Here are two examples of both Google Translate and Deepl working. The phrase "manuscripts don't burn" is from a famous Russian novel "The Master and Margarita" by Mikhail Bulgakov. There is a manuscript that literally does not burn, but the phrase makes a point about art being irrepressible under Soviet censorship. It translates well in both cases. "Tear down this wall" is from Reagan's speech in front of the Berlin Wall. Both cases returned the same both ways through the translation.



In these cases the translation is not so good.
In the first case Google translate fails to identify from context that the English homonym "match" refers in this case to matchstick and not a sports game. However, deepl identifies that we're talking about matchsticks from the context and changed the word for match as I typed the second half of the sentence.
The second one isn't as egregious, but neither Google Translate nor Deepl identifies that "lie" here refers to someone being on the ground not speaking untruthfully.
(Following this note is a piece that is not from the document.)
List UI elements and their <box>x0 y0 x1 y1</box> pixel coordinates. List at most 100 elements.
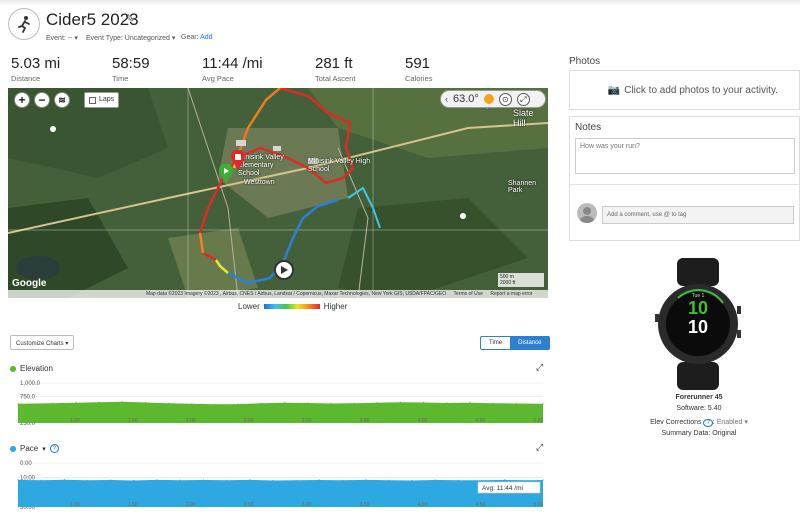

I thought of the match example because that's how someone in my high school Russian class got caught using Google translate. I think Google is ok for basic stuff in Russian as long as you're a bit skeptical. Deepl seems pretty impressive to me and seems to be able to use context very effectively to deduce the user intention for translation.

Part 5

I did two experiments. I wanted the first one to be easy so the two classes were me in a red t-shirt and the other one was me in a dark navy turtleneck and glasses. The algorithm could tell pretty well which class the information I was presenting it with should fit in. I tried to confuse it by showing some red while wearing the turtleneck and glasses and it was a bit confused so I trained it to allow for that and then it put me in class 1 straight away when I tried again afterwards.



For the next one, I wanted the algorithm to distinguish between me wearing my glasses upside down or normally. It found this pretty difficult and would only sometimes and momentarily achieve 100% certainty. Initially more training didn't help until I moved closer to the camera, then it could tell.